Interference with systemic negative feedback as a potential mechanism for nonmonotonic dose-responses of endocrine-disrupting chemicals.

Environmental endocrine-disrupting chemicals (EDCs) often exhibit nonmonotonic dose-response (NMDR) relationships, posing significant challenges to health risk assessment and regulations. Several molecular mechanisms operating locally in cells have been proposed; however, whether and how systemic negative feedback-a global structure of all homeostatic endocrine systems-may render NMDRs is poorly understood. We hypothesized that an EDC may produce nonmonotonic effects by competing with the endogenous hormone for receptors simultaneously (i) at the central site to interfere with the feedback regulation and (ii) at the peripheral site to disrupt the hormone's endocrine action. We constructed a dynamical model of a generic hypothalamic-pituitary-endocrine axis with negative feedback to evaluate the hypothesis and biological conditions that favor NMDR. Our modeling found that when an EDC interferes sufficiently with the central feedback action, the net endocrine effect at the peripheral target site can be opposite to what is expected of an agonist or antagonist at low concentrations.

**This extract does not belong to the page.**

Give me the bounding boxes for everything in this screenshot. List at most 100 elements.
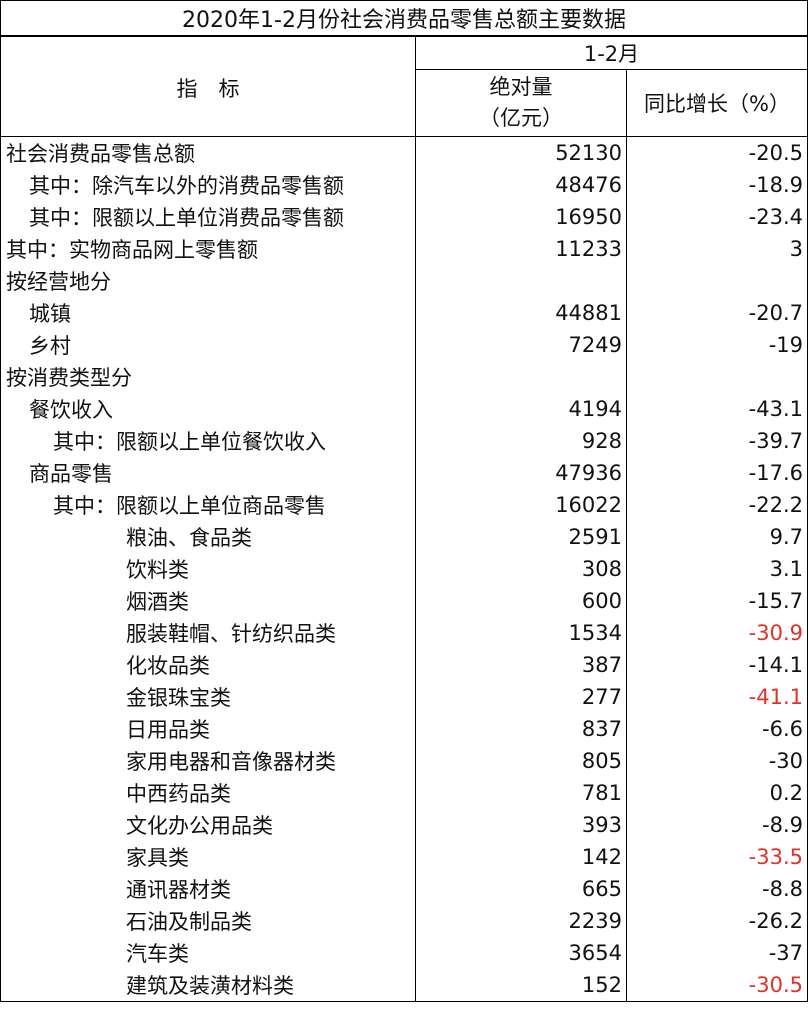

J/U or Bell-shaped NMDRs arise when the EDC has differential binding affinities and/or efficacies, relative to the endogenous hormone, for the peripheral and central receptors. Novel quantitative relationships between these biological parameter variabilities and associated distributions were discovered, which can distinguish J/U and Bell-shaped NMDRs from monotonic responses. In conclusion, the ubiquitous negative feedback regulation in endocrine systems may act as a universal mechanism for counterintuitive and nonmonotonic effects of EDCs. Depending on the key receptor kinetic and signaling properties of EDCs and endogenous hormones, certain individuals may be more susceptible to these complex endocrine effects.